As early as 1989, in the debate for the urgent approval of an Himno de Aragón in the Cortes of Aragon, the Aragonese Party (PAR) proposed Canto a la libertad as the official anthem, after first consulting the initiative with Labordeta. The proposal failed, being only supported by PAR.

The political party Chunta Aragonesista (CHA) (founded in 1986 and for which Labordeta was a member of parliament in the Cortes of Aragon in 1999, and a deputy in the Congress from the year 2000 to 2008) continued to insist it be recognized as the legitimate anthem.

After the death of the author on 19 September 2010, multiple popular campaigns were started with the objective of promoting the adoption of Canto a la libertad as Anthem of Aragon, which included the use of a citizens' initiative as stated in the Statute of Autonomy of Aragon.

In October 2010, with the support of ten social and cultural associations including the Aragonese Institute of Anthropology, the Rolde of Aragonese Studies and the Amparo Poch Association, a committee was created to promote the legislative citizen's initiative for its adoption as the official anthem by the Cortes per the procedure set in the Law 7/1984, which regulates such initiatives.

It was delivered on 22 October 2010 to the Mesa of the Aragonese Cortes, which accepted it for process on 28 October.

Between 25 November 2010, the start of the campaign, and 24 March 2011, when the signatures were presented to the Aragonese Electoral Junta, 24,256 signatures were received, reaching 60% of the required signatures in two-thirds of the time required by the Law 7/1984.

After the Electoral Junta of Aragon was accredited, in case all the minimum requirements be reached, on 5 April 2011, the Mesa of the Cortes of Aragon ordered the publication as a Law Proposition for which Canto a la Libertad would be declared the official Anthem of Aragon.

The dissolution of the Cortes due to the autonomous elections of 22 May 2011 delayed the proposition to the next legislature. When the new deputies got their seats on 7 September, it was debated in the first ordinary plenary session of the Cortes that took place after the elections.

The proposal was ultimately rejected, with 36 votes by the People's Party of Spain against and 26 votes by PSOE, CHA, and United Left in favour.

In 2011, filmmaker Vicky Calavia directed a 30 minute long documentary titled Canto a la libertad. Himno de Aragón. about the song's proposal as Anthem of Aragon.

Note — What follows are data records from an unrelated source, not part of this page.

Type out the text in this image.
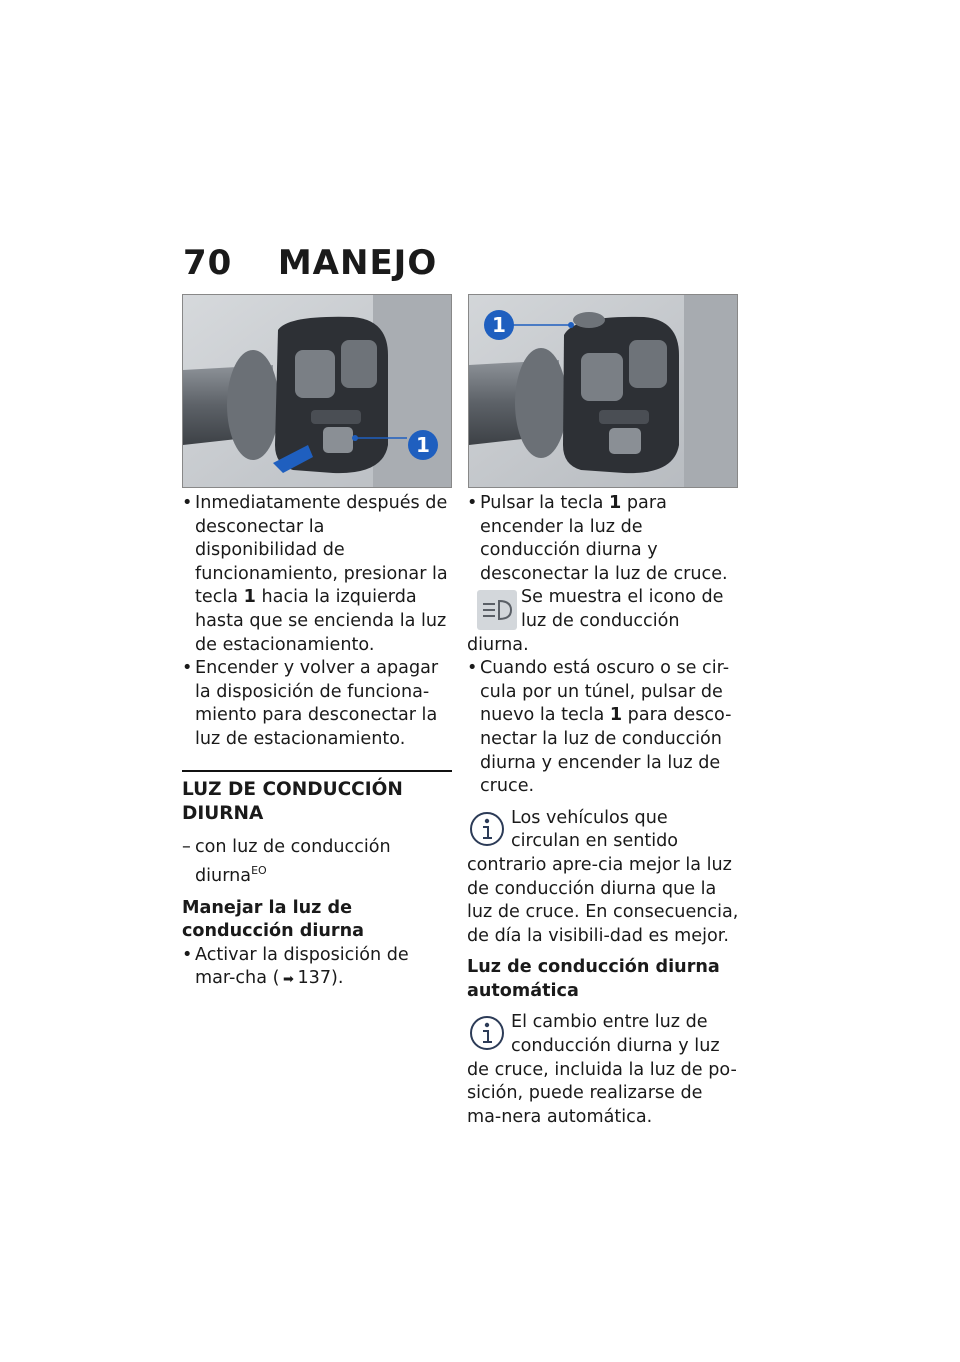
70 MANEJO
1
1
• Inmediatamente después de desconectar la disponibilidad de funcionamiento, presionar la tecla 1 hacia la izquierda hasta que se encienda la luz de estacionamiento.
• Encender y volver a apagar la disposición de funciona-miento para desconectar la luz de estacionamiento.
LUZ DE CONDUCCIÓN DIURNA
– con luz de conducción diurna$^{EO}$
Manejar la luz de conducción diurna
• Activar la disposición de mar-cha ( ➡ 137).
• Pulsar la tecla 1 para encender la luz de conducción diurna y desconectar la luz de cruce.
Se muestra el icono de luz de conducción diurna.
• Cuando está oscuro o se cir-cula por un túnel, pulsar de nuevo la tecla 1 para desco-nectar la luz de conducción diurna y encender la luz de cruce.
Los vehículos que circulan en sentido contrario apre-cia mejor la luz de conducción diurna que la luz de cruce. En consecuencia, de día la visibili-dad es mejor.
Luz de conducción diurna automática
El cambio entre luz de conducción diurna y luz de cruce, incluida la luz de po-sición, puede realizarse de ma-nera automática.
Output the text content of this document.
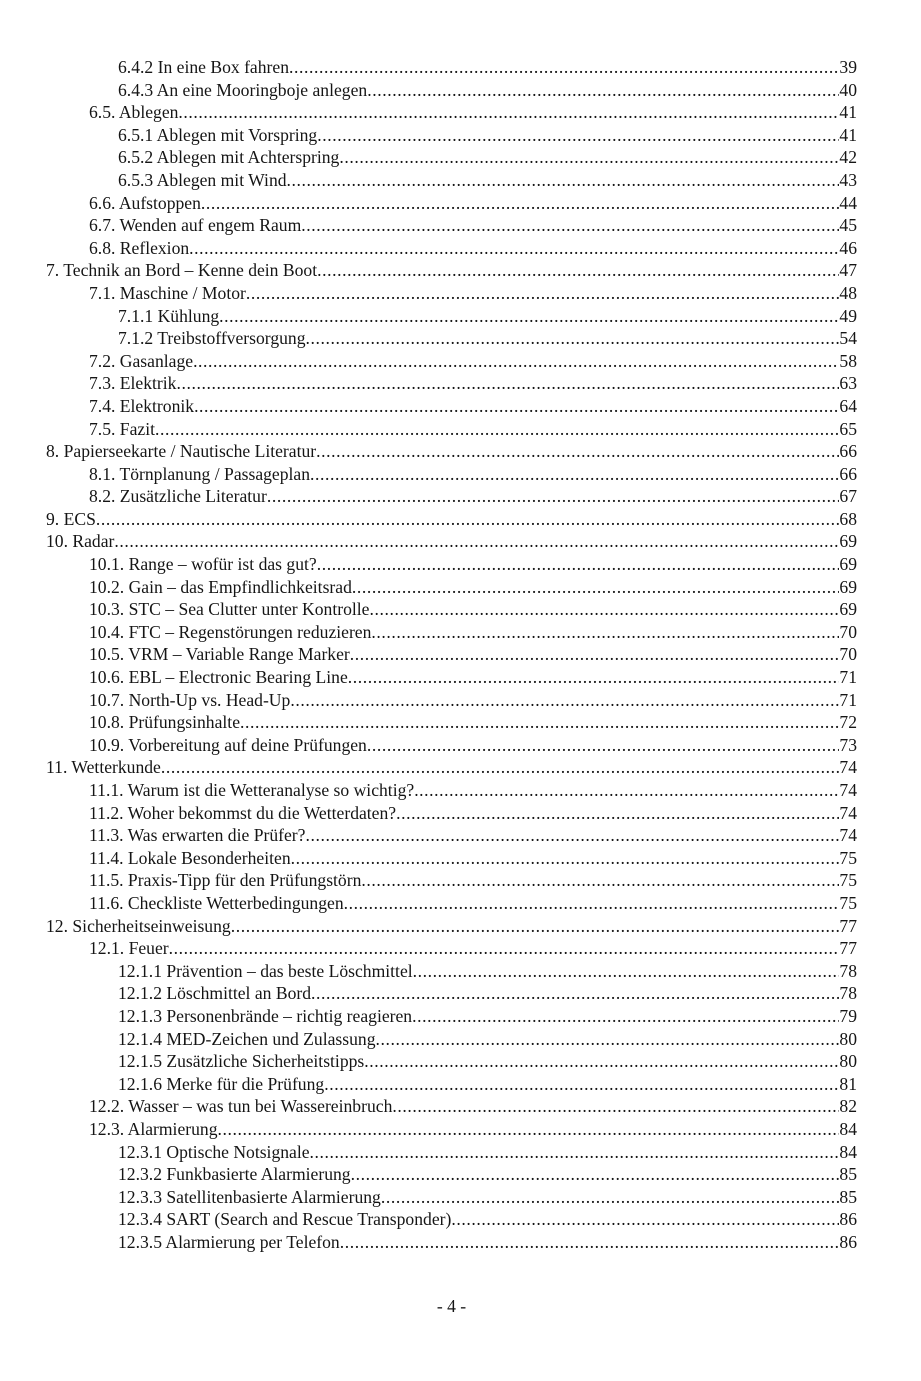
6.4.2 In eine Box fahren .....	39
6.4.3 An eine Mooringboje anlegen .....	40
6.5. Ablegen .....	41
6.5.1 Ablegen mit Vorspring .....	41
6.5.2 Ablegen mit Achterspring .....	42
6.5.3 Ablegen mit Wind .....	43
6.6. Aufstoppen .....	44
6.7. Wenden auf engem Raum .....	45
6.8. Reflexion .....	46
7. Technik an Bord – Kenne dein Boot .....	47
7.1. Maschine / Motor .....	48
7.1.1 Kühlung .....	49
7.1.2 Treibstoffversorgung .....	54
7.2. Gasanlage .....	58
7.3. Elektrik .....	63
7.4. Elektronik .....	64
7.5. Fazit .....	65
8. Papierseekarte / Nautische Literatur .....	66
8.1. Törnplanung / Passageplan .....	66
8.2. Zusätzliche Literatur .....	67
9. ECS .....	68
10. Radar .....	69
10.1. Range – wofür ist das gut? .....	69
10.2. Gain – das Empfindlichkeitsrad .....	69
10.3. STC – Sea Clutter unter Kontrolle .....	69
10.4. FTC – Regenstörungen reduzieren .....	70
10.5. VRM – Variable Range Marker .....	70
10.6. EBL – Electronic Bearing Line .....	71
10.7. North-Up vs. Head-Up .....	71
10.8. Prüfungsinhalte .....	72
10.9. Vorbereitung auf deine Prüfungen .....	73
11. Wetterkunde .....	74
11.1. Warum ist die Wetteranalyse so wichtig? .....	74
11.2. Woher bekommst du die Wetterdaten? .....	74
11.3. Was erwarten die Prüfer? .....	74
11.4. Lokale Besonderheiten .....	75
11.5. Praxis-Tipp für den Prüfungstörn .....	75
11.6. Checkliste Wetterbedingungen .....	75
12. Sicherheitseinweisung .....	77
12.1. Feuer .....	77
12.1.1 Prävention – das beste Löschmittel .....	78
12.1.2 Löschmittel an Bord .....	78
12.1.3 Personenbrände – richtig reagieren .....	79
12.1.4 MED-Zeichen und Zulassung .....	80
12.1.5 Zusätzliche Sicherheitstipps .....	80
12.1.6 Merke für die Prüfung .....	81
12.2. Wasser – was tun bei Wassereinbruch .....	82
12.3. Alarmierung .....	84
12.3.1 Optische Notsignale .....	84
12.3.2 Funkbasierte Alarmierung .....	85
12.3.3 Satellitenbasierte Alarmierung .....	85
12.3.4 SART (Search and Rescue Transponder) .....	86
12.3.5 Alarmierung per Telefon .....	86
- 4 -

On 8 October 2011, musicians Pepín Banzo (on the boto bagpipe) and Jesús Quilez (singer) interpreted the song during the opening ceremony for the Fiestas del Pilar, minutes before the celebratory proclamation in the balcony of the town hall of Zaragoza.

On 30 October 2011, actor Jesús Pescador intervened in the Plenary Session of the Zaragoza City Council in the name of the committee to Promote Canto a la Libertad as "Anthem of Aragon", supporting a motion presented to the council in order to get it to support the proposal and also to "find a place for Canto a la Libertad in the Fiestas del Pilar". The motion presented by CHA was finally approved with the support of PSOE and IU.